Today’s Blog is on a subject that is near and dear to my heart. A subject that, all to often, I discuss after an auto accident with very unhappy clients. This Blog is addressing, in California at least, the very real possibility that if you are involved in an auto accident there’s a high probability the person who is at fault for the accident does not have auto insurance coverage. So, you ask, what do you do if the person responsible doesn’t have auto insurance? The answer, very simply, is to rely on your own auto insurance coverage. In California in addition to having liability insurance (that protects you if you hit someone, you can purchase UNINSURED OR UNDER-INSURED motorist coverage. This is often referred to as UM or UIM coverage. The key to this coverage is to make sure whatever your underlying liability insurance coverage amounts are you REPLICATE for your UM coverage. So, for example if your primary liability insurance is 100/300 make darn sure your UM/UIM coverage is ALSO 100/300. Often times insurance agents will sell you 100/300 liability but 15.30 UM/UIM. Why would you ever want to protect yourself for less than what you protect others for?

Insurance agents and companies are required by law to offer uninsured motorist coverage when you buy auto insurance. Uninsured motorist coverage pays for bodily injuries caused by an uninsured motorist or a hit and run driver who is legally responsible for the accident.

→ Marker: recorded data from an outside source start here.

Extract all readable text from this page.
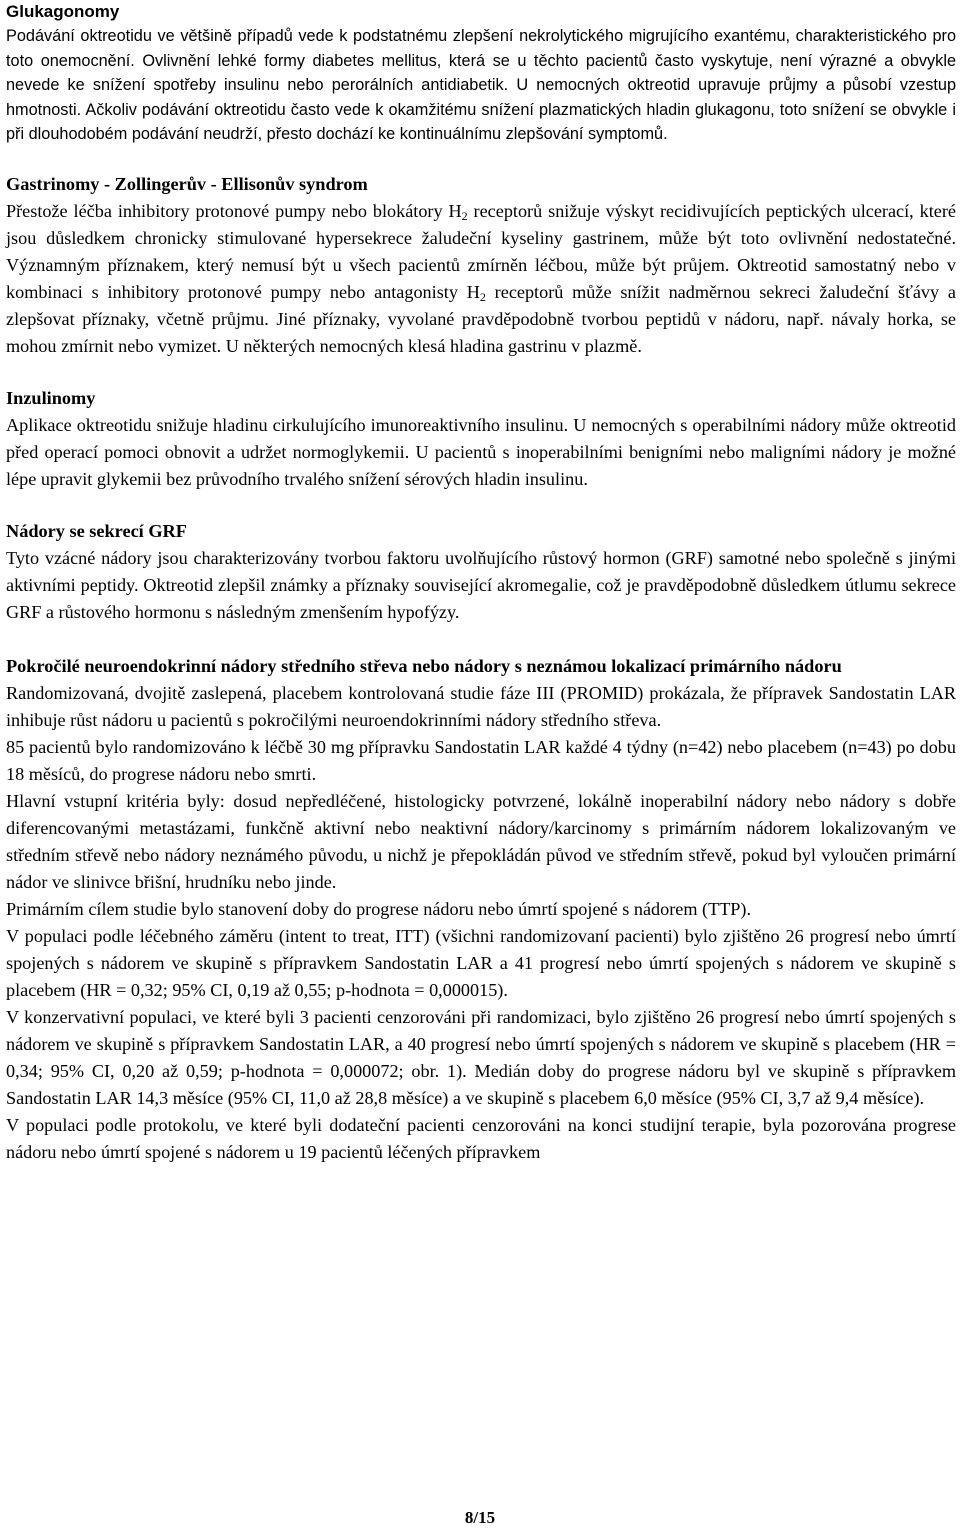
Glukagonomy

Podávání oktreotidu ve většině případů vede k podstatnému zlepšení nekrolytického migrujícího exantému, charakteristického pro toto onemocnění. Ovlivnění lehké formy diabetes mellitus, která se u těchto pacientů často vyskytuje, není výrazné a obvykle nevede ke snížení spotřeby insulinu nebo perorálních antidiabetik. U nemocných oktreotid upravuje průjmy a působí vzestup hmotnosti. Ačkoliv podávání oktreotidu často vede k okamžitému snížení plazmatických hladin glukagonu, toto snížení se obvykle i při dlouhodobém podávání neudrží, přesto dochází ke kontinuálnímu zlepšování symptomů.

Gastrinomy - Zollingerův - Ellisonův syndrom

Přestože léčba inhibitory protonové pumpy nebo blokátory $H_2$ receptorů snižuje výskyt recidivujících peptických ulcerací, které jsou důsledkem chronicky stimulované hypersekrece žaludeční kyseliny gastrinem, může být toto ovlivnění nedostatečné. Významným příznakem, který nemusí být u všech pacientů zmírněn léčbou, může být průjem. Oktreotid samostatný nebo v kombinaci s inhibitory protonové pumpy nebo antagonisty $H_2$ receptorů může snížit nadměrnou sekreci žaludeční šťávy a zlepšovat příznaky, včetně průjmu. Jiné příznaky, vyvolané pravděpodobně tvorbou peptidů v nádoru, např. návaly horka, se mohou zmírnit nebo vymizet. U některých nemocných klesá hladina gastrinu v plazmě.

Inzulinomy

Aplikace oktreotidu snižuje hladinu cirkulujícího imunoreaktivního insulinu. U nemocných s operabilními nádory může oktreotid před operací pomoci obnovit a udržet normoglykemii. U pacientů s inoperabilními benigními nebo maligními nádory je možné lépe upravit glykemii bez průvodního trvalého snížení sérových hladin insulinu.

Nádory se sekrecí GRF

Tyto vzácné nádory jsou charakterizovány tvorbou faktoru uvolňujícího růstový hormon (GRF) samotné nebo společně s jinými aktivními peptidy. Oktreotid zlepšil známky a příznaky související akromegalie, což je pravděpodobně důsledkem útlumu sekrece GRF a růstového hormonu s následným zmenšením hypofýzy.

Pokročilé neuroendokrinní nádory středního střeva nebo nádory s neznámou lokalizací primárního nádoru

Randomizovaná, dvojitě zaslepená, placebem kontrolovaná studie fáze III (PROMID) prokázala, že přípravek Sandostatin LAR inhibuje růst nádoru u pacientů s pokročilými neuroendokrinními nádory středního střeva.

85 pacientů bylo randomizováno k léčbě 30 mg přípravku Sandostatin LAR každé 4 týdny (n=42) nebo placebem (n=43) po dobu 18 měsíců, do progrese nádoru nebo smrti.

Hlavní vstupní kritéria byly: dosud nepředléčené, histologicky potvrzené, lokálně inoperabilní nádory nebo nádory s dobře diferencovanými metastázami, funkčně aktivní nebo neaktivní nádory/karcinomy s primárním nádorem lokalizovaným ve středním střevě nebo nádory neznámého původu, u nichž je přepokládán původ ve středním střevě, pokud byl vyloučen primární nádor ve slinivce břišní, hrudníku nebo jinde.

Primárním cílem studie bylo stanovení doby do progrese nádoru nebo úmrtí spojené s nádorem (TTP).

V populaci podle léčebného záměru (intent to treat, ITT) (všichni randomizovaní pacienti) bylo zjištěno 26 progresí nebo úmrtí spojených s nádorem ve skupině s přípravkem Sandostatin LAR a 41 progresí nebo úmrtí spojených s nádorem ve skupině s placebem (HR = 0,32; 95% CI, 0,19 až 0,55; p-hodnota = 0,000015).

V konzervativní populaci, ve které byli 3 pacienti cenzorováni při randomizaci, bylo zjištěno 26 progresí nebo úmrtí spojených s nádorem ve skupině s přípravkem Sandostatin LAR, a 40 progresí nebo úmrtí spojených s nádorem ve skupině s placebem (HR = 0,34; 95% CI, 0,20 až 0,59; p-hodnota = 0,000072; obr. 1). Medián doby do progrese nádoru byl ve skupině s přípravkem Sandostatin LAR 14,3 měsíce (95% CI, 11,0 až 28,8 měsíce) a ve skupině s placebem 6,0 měsíce (95% CI, 3,7 až 9,4 měsíce).

V populaci podle protokolu, ve které byli dodateční pacienti cenzorováni na konci studijní terapie, byla pozorována progrese nádoru nebo úmrtí spojené s nádorem u 19 pacientů léčených přípravkem

8/15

In most states, it also applies to injuries caused by a motorist whose insurance company is insolvent.

This coverage applies to you, family members and guests in the car. It also provides protection when you are in someone else’s car or if you are hit while walking. Your insurance company will pay for damages to injured persons up to the minimum limits prescribed by the financial responsibility laws of your state. Higher limits may be available.